Photo by Liv Wang, Contributor

(from left to right): College freshmen Michelle Skelton, Mehul Bhagat, Rostam Zafari and Nick Parker will represent Emory at the internationally-recognized Hult Prize competition finals in San Francisco. Photo by Liv Wang / Contributor

A team of Emory freshmen advanced to the finals of the Hult Prize, an internationally-recognized competition hosted by former President Bill Clinton that is focusing on the education gap of children 0 to 6 years of age this year, according to the Hult Prize website.

College freshmen Mehul Bhagat, who is the team’s leader, Rostam Zafari, Michelle Skelton and Nick Parker will represent Emory University at the San Francisco competition, which is worth a prize of $1 million.

Their challenge: building “sustainable and scalable social enterprises” for young children in the urban slum.
Taking into account the potential global impact of their project, Bhagat said that he and his team brainstormed and were able to put together a few ideas.

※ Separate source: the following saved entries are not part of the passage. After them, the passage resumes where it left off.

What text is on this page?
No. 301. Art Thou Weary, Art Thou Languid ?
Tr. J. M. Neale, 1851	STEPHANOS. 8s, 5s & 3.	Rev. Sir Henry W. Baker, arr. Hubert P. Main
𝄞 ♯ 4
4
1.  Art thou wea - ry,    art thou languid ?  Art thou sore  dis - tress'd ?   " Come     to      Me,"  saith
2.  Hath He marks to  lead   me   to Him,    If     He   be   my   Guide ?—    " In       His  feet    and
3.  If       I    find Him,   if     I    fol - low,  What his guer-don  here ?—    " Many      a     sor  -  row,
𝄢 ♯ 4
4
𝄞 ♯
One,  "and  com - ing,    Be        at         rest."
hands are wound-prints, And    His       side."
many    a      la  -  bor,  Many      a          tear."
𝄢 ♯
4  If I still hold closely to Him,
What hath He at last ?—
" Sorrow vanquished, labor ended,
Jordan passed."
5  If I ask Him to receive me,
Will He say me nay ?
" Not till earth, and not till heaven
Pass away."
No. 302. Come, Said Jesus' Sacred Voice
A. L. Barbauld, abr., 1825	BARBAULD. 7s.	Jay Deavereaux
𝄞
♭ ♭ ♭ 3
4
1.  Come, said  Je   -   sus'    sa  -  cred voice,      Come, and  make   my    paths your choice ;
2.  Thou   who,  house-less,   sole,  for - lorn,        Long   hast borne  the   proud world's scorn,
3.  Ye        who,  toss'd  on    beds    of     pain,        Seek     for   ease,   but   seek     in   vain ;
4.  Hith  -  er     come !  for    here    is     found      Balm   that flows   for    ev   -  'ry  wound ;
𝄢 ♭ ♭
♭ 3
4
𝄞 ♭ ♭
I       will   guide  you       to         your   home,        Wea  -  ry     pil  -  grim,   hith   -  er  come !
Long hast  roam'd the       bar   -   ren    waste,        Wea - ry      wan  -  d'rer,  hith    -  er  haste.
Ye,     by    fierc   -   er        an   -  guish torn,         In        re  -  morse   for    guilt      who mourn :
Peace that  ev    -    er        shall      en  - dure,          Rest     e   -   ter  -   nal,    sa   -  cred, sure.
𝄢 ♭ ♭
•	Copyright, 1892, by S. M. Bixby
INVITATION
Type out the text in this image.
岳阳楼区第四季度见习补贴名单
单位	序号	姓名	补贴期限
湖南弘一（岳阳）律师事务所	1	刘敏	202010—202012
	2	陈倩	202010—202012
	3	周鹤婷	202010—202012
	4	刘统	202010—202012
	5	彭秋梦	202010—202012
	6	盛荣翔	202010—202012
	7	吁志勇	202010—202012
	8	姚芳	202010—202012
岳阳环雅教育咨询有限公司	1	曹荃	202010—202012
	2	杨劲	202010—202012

“We are investigating mobile technology as one possible solution, and then we’re looking at different models for caregivers, which is a really important part of delivering childhood education,” said Bhagat, who is planning on pursuing a double-major in economics and creative writing. “When you’re trying to scale this to 10 million people, that’s kind of a problem, right? How can you get a close-term relationship with them?”

As for how the group got involved, all four said they’ve always been interested in social enterprise and entrepreneurship, but it was Bhagat who brought up the Hult Prize competition after discovering it online, according to Zafari.

“I’m really fascinated [with] using entrepreneurship to attack social issues, such as infectious diseases or education, so when Bhagat showed this idea, this competition to me, I was like, ‘We need to [put together] Emory’s team!’” Zafari said.

Skelton emphasized the necessity of bringing families closer to keep young children on the right educational track.

“Bridging the gaps between parents and children is what we feel is the main blockage to why we feel these children do not have access to education.” Skelton said.

Photo by Liv Wang, Contributor

Photo by Liv Wang / Contributor

Bhagat and his team have been working on their pitch for months and presented it to the Hult Prize’s Organizing Committee. Hult Prize officials notified the team that they had reached the regional level in the first week of January. On Jan. 29, they hit their second deadline. In the next six weeks, they will find out their remaining challenges before traveling to San Francisco.

Following through with this competition was not easy, Zafari said, who is on the pre-med track and wants to major in philosophy and creative writing.

“Having multiple team members with different schedules, finding time for people in power to listen, reaching out to them and hearing back from them — there was always a give and take” when it came to scheduling the next event, Zafari said.

Zafari used his previous experience, while Skelton channeled her ambition as a former Girl Scout to help prepare for their next round, the two said. Skelton also expressed some anxiety about the team’s odds.

“We’re a team of all freshmen, and most of these other 20,000 applicants mostly are all graduate students,” Skelton said. “I’m not going to say we have a lack of experience, but we have a lack of professional training in entrepreneurship and business and the types of things we are going to work for.”

Bhagat explained the reasoning and processes behind his motivation.

“In order to be sustainable, a corporation following social good should also make a profit,” he said, adding that students, corporations and the government all have an interest in long-term growth of education accessibility.

“That kind of idea is really inspiring because we often think of them as purely profitable or we think of governments as only giving out charity, but there’s this room in the middle that people are filling the gap for social entrepreneurship,” Bhagat said.

Regardless, the team remain motivated and hopeful for the next level, according to Zafari.

“Every year, we have Yale’s, Harvard’s [teams] — actually 20,000 teams — competing this year, and we’re down to the last 253, so we’re really happy to represent Emory,” Zafari said.